I am a new to MarkLogic and evaluating it to dump huge csv/text data with some transformation like filter based on some condition etc. As far as I know I can dump data using 2 ways.
1) Using java api for MarkLogic in a multi-threaded environment.
2) MLCP with custom transformation.
I would like to know which is the better way to achieve this? Or if there are any other, which I do not know of.
Thanks in advance.
Both ways that you've mentioned will work. One is easier to implement, but you may be able to get better performance from the other.

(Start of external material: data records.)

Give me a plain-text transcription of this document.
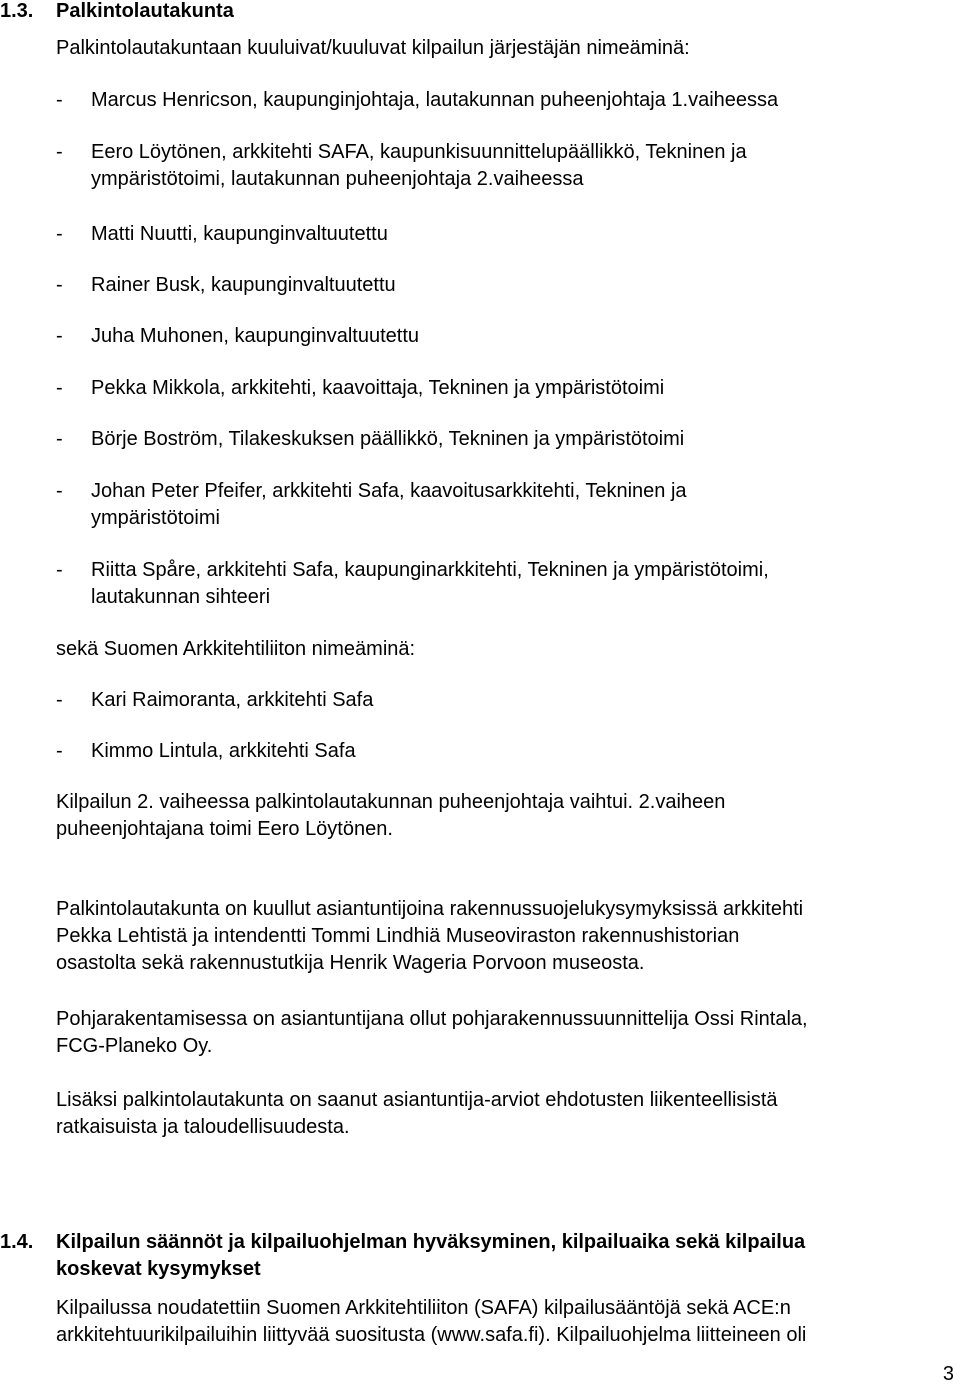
1.3. Palkintolautakunta
Palkintolautakuntaan kuuluivat/kuuluvat kilpailun järjestäjän nimeäminä:
- Marcus Henricson, kaupunginjohtaja, lautakunnan puheenjohtaja 1.vaiheessa
- Eero Löytönen, arkkitehti SAFA, kaupunkisuunnittelupäällikkö, Tekninen ja
ympäristötoimi, lautakunnan puheenjohtaja 2.vaiheessa
- Matti Nuutti, kaupunginvaltuutettu
- Rainer Busk, kaupunginvaltuutettu
- Juha Muhonen, kaupunginvaltuutettu
- Pekka Mikkola, arkkitehti, kaavoittaja, Tekninen ja ympäristötoimi
- Börje Boström, Tilakeskuksen päällikkö, Tekninen ja ympäristötoimi
- Johan Peter Pfeifer, arkkitehti Safa, kaavoitusarkkitehti, Tekninen ja
ympäristötoimi
- Riitta Spåre, arkkitehti Safa, kaupunginarkkitehti, Tekninen ja ympäristötoimi,
lautakunnan sihteeri
sekä Suomen Arkkitehtiliiton nimeäminä:
- Kari Raimoranta, arkkitehti Safa
- Kimmo Lintula, arkkitehti Safa
Kilpailun 2. vaiheessa palkintolautakunnan puheenjohtaja vaihtui. 2.vaiheen
puheenjohtajana toimi Eero Löytönen.
Palkintolautakunta on kuullut asiantuntijoina rakennussuojelukysymyksissä arkkitehti
Pekka Lehtistä ja intendentti Tommi Lindhiä Museoviraston rakennushistorian
osastolta sekä rakennustutkija Henrik Wageria Porvoon museosta.
Pohjarakentamisessa on asiantuntijana ollut pohjarakennussuunnittelija Ossi Rintala,
FCG-Planeko Oy.
Lisäksi palkintolautakunta on saanut asiantuntija-arviot ehdotusten liikenteellisistä
ratkaisuista ja taloudellisuudesta.
1.4. Kilpailun säännöt ja kilpailuohjelman hyväksyminen, kilpailuaika sekä kilpailua
koskevat kysymykset
Kilpailussa noudatettiin Suomen Arkkitehtiliiton (SAFA) kilpailusääntöjä sekä ACE:n
arkkitehtuurikilpailuihin liittyvää suositusta (www.safa.fi). Kilpailuohjelma liitteineen oli
3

Using MLCP with a custom transformation should be simple to do. MLCP already knows how to process CSV data and turn it into XML or JSON. With a custom transform, you will get a single XML or JSON doc as input and can alter it as you like. The implementation is pretty straightforward. The caveat is this:
When you use a transform, the batch size is alway set to 1 and the -batch_size option is ignored.
Over a large data set, this will have a noticeable impact on how quickly your data gets loaded. If you don't plan to mess with the URIs in your transform, look into the -fastload
option.
If you use the Java API instead, you'll need to parse the CSV (I'm sure there's a library around), apply the desired transform and do the inserts. That's more code that you'll need to write (and perhaps maintain, if you'll be doing this over time), but you since you'll be inserting a bunch of already-transformed documents, you can insert several documents in a single transaction.
If this is a one-time process, I'd lean toward MLCP unless your content is massive (don't ask me to define massive). If you're going to run this job multiple times over the long run, it's more likely to be worth the effort to do it in your Java layer.
Whichever way you go, it's probably worth reviewing the Designing a Content Loading Strategy section of the Loading Content Into MarkLogic Server guide.